Vivaldi's Harmony and the Paradox of Historical Recognition

Bella Brover-Lubovsky

A common trend in Vivaldi's research has been to portray him as a forerunner of future stylistic innovations, rather than to recognize the strength of his affinity with a tradition of the past. Indeed, certain properties of Vivaldi’s concerto style, such as its elevated dramatic pathos, crystallized structural idiom, virtuoso interpretation of instruments, and bold thematic and textural contrasts had been adopted and intensively developed by generations of musicians in the course of the eighteenth century. Nevertheless, he had been unmercifully forgotten even during his life- time. Vivaldi's death in Vienna, the heart of the new emerging instrumental style, was almost entirely unnoticed by musical circles. What were the reasons for the decline of Vivaldi's popularity and such a flagrant oblivion of the once "famous Venetian"?

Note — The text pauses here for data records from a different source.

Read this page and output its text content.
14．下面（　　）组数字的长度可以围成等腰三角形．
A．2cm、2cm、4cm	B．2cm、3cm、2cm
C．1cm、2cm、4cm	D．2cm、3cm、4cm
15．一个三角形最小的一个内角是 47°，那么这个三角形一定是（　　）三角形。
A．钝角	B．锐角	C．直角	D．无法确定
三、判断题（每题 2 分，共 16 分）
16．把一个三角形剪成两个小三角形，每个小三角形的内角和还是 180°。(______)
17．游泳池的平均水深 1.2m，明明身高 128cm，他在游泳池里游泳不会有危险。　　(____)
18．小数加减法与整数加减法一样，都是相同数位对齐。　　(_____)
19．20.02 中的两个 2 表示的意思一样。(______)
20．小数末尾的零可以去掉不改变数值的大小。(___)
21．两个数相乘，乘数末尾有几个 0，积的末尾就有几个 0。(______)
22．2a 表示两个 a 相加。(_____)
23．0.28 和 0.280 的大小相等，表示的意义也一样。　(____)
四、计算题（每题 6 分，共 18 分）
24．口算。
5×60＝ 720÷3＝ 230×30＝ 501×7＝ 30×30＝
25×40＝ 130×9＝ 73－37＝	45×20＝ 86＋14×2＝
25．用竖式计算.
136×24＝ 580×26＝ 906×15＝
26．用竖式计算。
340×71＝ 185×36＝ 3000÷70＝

An analysis of Vivaldi's harmonic language could clarify this question to a considerable extent. In recent research it has been described as sheerly forward-looking and advanced. Leading Vivaldian scholars have noted “the strength of tonal feeling in the modern sense of major-minor” (M. Pincherle), and “novelty and unprecedented directness" of his harmony (M. Talbot).

On the other hand, Vivaldi’s younger contemporaries totally rejected his harmonic style because of its "wildness and irregularity" (J. Hawkins), "poor handling of basses" (C. Goldoni), " and the "extreme of unnatural modulations" (Ch. Avison).

Thus, Vivaldi's harmonic ideolect requires to be discussed in special terms. It combines and closely interweaves elements of the modern tonal concept with former modal pitch organization.

The paper will concentrate on the curious links between pretonal harmonic thinking and the major-minor tonality in the entire corpus of Vivaldi's concertos.